I'm not an expert but I regressed out the cell cycle score difference using the following steps:
- Normalize each datasets separately
- Join the layers to run CellCycleScoring, because this function doesn't work with split layers
- Run scaledata to regress out the cell cycle score and recalculated PCA
- Split again the merged object to integrate the datasets
This is my script:
seu <- merge(seurat.list[[1]], seurat.list[2:8], add.cell.ids=samples.newname)
# Normalizing and scaling RNA data
seu <- NormalizeData(seu)
seu <- FindVariableFeatures(seu, selection.method = "vst")
seu <- ScaleData(seu)
seu <- RunPCA(seu)
seu <- RunUMAP(seu, dims=1:50)
# Calculating Cell cycle score
seu <- JoinLayers(seu)
seu <- CellCycleScoring(seu,
s.features=s.genes,
g2m.features = g2m.genes)
# Regress out cell cycle score
seu$CC.Difference <- seu$S.Score - seu$G2M.Score
seu <- ScaleData(seu, vars.to.regress = "CC.Difference", features=VariableFeatures(seu))
seu <- RunPCA(seu, reduction.name = "pca.ccregress")
# Perform RPCA integration
seu[["RNA"]] <- split(seu[["RNA"]], f=seu$Sample_label)
options(future.globals.maxSize = 8000 * 1024^2)

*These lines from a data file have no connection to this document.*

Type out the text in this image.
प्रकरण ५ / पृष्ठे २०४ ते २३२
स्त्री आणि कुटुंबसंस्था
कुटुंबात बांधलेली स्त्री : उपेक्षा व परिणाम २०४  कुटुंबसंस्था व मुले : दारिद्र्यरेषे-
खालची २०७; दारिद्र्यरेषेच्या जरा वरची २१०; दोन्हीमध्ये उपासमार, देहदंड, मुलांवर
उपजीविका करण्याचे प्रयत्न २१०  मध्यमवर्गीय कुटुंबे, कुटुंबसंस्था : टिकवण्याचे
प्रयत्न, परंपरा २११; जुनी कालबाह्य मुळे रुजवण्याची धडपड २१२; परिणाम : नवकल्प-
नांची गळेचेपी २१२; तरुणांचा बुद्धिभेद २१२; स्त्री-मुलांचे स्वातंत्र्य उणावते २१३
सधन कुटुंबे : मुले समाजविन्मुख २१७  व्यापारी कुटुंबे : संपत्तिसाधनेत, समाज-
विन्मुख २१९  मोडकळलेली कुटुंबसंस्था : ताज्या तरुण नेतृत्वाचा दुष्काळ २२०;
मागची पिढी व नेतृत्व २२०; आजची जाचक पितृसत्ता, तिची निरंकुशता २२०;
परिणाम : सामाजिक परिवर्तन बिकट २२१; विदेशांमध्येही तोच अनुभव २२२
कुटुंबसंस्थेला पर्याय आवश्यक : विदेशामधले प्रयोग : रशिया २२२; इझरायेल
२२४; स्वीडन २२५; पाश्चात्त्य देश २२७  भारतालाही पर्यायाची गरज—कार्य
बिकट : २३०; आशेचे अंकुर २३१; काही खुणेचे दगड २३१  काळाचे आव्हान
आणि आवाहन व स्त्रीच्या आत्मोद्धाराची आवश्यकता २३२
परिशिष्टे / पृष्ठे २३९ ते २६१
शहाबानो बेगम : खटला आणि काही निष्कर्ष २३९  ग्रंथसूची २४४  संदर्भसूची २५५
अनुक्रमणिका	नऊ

seu <- IntegrateLayers(object = seu,
method = RPCAIntegration,
dims=1:50,
#assay="RNA"
normalization.method = "LogNormalize",
orig.reduction = "pca.ccregress",
new.reduction = "integrated.rpca",
verbose = FALSE)
# re-join layers after integration
seu[["RNA"]] <- JoinLayers(seu[["RNA"]])
seu <- RunUMAP(seu, dims = 1:50, reduction = "integrated.rpca")
If anyone sees something wrong with this process, please tell me!
Hi @MartaBenegas,
Thanks for your question!
In an effort to more promptly address user issues, we’ve started asking users to direct questions like this to our Discussions board, where community members and developers can provide more targeted assistance.
We’re going to close this issue for now but strongly encourage you to repost your question in the other forum.
We look forward to seeing your post there - thanks for using Seurat!